Devoured is a masterpiece. Do not be put off if – like me – you’re a great one for neither whodunnits or Victoriana.
The Devil’s Ribbon (2013)
Following straight on from Devoured, I waded with great excitement into Meredith’s second book. Devil’s Ribbon is a slightly different proposition from Devoured. With less exotic retrospective (Lovecraft-style) it is a much more immediate story.
Based a couple of years after the first book, Devil’s Ribbon introduces new characters that are fun, fascinating and thoroughly well-crafted. Moreover, the protagonists (Hatton and Roumande) have acquired a great deal more depth and character and have moved from being principal characters to good and familiar friends. There seems to be stronger characterisation in this novel that really makes the reader see and understand the characters.
Style-wise there is little change from the first book (which is a blessing.) Devoured carried a deep atmosphere and graceful writing that I would hate to have surrendered.

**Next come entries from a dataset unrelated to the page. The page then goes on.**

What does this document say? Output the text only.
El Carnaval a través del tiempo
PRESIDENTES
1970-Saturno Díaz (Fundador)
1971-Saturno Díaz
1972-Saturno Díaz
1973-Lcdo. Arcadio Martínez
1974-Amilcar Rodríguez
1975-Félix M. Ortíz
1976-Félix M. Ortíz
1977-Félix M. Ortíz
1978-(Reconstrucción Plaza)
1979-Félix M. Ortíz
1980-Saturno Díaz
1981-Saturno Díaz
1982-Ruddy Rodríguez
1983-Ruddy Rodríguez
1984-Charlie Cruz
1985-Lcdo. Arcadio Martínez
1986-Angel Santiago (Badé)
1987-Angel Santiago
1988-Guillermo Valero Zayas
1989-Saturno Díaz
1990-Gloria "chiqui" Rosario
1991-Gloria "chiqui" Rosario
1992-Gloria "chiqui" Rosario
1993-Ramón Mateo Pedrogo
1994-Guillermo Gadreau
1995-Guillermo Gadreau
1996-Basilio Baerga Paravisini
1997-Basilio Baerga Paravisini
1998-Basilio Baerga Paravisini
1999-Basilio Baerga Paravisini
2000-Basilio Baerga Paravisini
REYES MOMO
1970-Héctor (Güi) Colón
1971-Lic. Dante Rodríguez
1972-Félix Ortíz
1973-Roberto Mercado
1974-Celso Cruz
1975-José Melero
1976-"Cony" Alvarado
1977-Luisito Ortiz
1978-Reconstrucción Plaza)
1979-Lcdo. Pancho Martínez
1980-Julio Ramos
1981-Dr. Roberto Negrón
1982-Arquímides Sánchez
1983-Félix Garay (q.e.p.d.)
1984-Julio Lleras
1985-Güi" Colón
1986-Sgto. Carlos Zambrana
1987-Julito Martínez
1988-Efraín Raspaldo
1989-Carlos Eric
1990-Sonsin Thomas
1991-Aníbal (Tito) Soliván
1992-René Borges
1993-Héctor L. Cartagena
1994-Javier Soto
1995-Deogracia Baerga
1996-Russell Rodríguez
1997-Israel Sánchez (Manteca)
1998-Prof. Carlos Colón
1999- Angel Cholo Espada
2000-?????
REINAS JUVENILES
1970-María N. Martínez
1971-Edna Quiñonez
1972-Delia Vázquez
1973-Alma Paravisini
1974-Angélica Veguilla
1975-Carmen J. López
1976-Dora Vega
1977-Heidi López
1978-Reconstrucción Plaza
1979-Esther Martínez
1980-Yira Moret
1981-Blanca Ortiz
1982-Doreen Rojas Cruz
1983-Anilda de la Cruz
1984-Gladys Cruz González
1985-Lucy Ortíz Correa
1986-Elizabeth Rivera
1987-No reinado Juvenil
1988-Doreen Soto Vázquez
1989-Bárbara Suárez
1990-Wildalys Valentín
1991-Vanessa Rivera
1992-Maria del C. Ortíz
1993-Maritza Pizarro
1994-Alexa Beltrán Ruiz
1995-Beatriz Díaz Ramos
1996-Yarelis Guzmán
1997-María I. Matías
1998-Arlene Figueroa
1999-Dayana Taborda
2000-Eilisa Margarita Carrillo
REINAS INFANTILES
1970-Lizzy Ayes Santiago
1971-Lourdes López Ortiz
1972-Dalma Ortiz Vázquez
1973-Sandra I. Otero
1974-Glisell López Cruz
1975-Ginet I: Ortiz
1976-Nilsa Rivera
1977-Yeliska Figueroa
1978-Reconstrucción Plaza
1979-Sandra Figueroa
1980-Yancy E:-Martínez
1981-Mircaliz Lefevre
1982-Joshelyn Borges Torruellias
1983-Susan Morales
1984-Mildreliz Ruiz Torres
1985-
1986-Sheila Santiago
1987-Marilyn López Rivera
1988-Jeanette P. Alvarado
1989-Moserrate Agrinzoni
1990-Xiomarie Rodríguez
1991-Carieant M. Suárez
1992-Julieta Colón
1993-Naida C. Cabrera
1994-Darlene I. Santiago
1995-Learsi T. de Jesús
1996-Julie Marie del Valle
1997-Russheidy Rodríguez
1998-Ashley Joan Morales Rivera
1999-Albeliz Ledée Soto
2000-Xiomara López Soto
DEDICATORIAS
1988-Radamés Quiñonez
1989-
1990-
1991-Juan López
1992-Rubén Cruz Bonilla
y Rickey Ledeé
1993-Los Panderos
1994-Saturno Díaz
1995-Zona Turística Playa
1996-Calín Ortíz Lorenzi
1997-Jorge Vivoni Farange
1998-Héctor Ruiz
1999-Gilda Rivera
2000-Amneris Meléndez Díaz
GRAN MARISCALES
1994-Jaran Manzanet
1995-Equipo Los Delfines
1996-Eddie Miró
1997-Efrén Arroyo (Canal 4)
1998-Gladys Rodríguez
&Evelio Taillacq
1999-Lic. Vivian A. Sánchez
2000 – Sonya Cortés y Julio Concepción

But much as with Devoured, what really fascinates me is the plot and the intricacy of it. Devoured had a complex and incredible well-thought out plot. The Devil’s ribbon moves a step up the ladder from that. Some third- to half-way through TDR I formed an opinion of whodunnit, and even some basic theories as to how and why. I could see even then that there was more than one thread running throughout, and they would need examining separately, in the way Hatton does in his mortuary. One thread is a somewhat socio-political plot based around the dreadful history of the Irish potato famine and the Anglo-Irish troubles. The other – the central one – is somewhat more personal. I thought I had nailed it, though I could not work out as I read how all the loose ends tied in. I was, needless to say, wrong. Dammit! As I closed on the book’s end, I discovered that my clear-cut solution was only an ingredient of the truth, which was elegant in a way I am coming to see as typical of Meredith’s writing.
Moreover, I would say that I seem to have learned a lot from this book. A lot of history I was previously completely oblivious to.
So the series…
There is clearly no definite limit to what Meredith can do with her characters. Hatton and Roumande are strong characters and the first two books show that they are only becoming stronger and deeper as their author explores both their past and their soul (the former is key to the plot of book 2). he sky is the limit for this series, and I cannot wait to see what the author does next.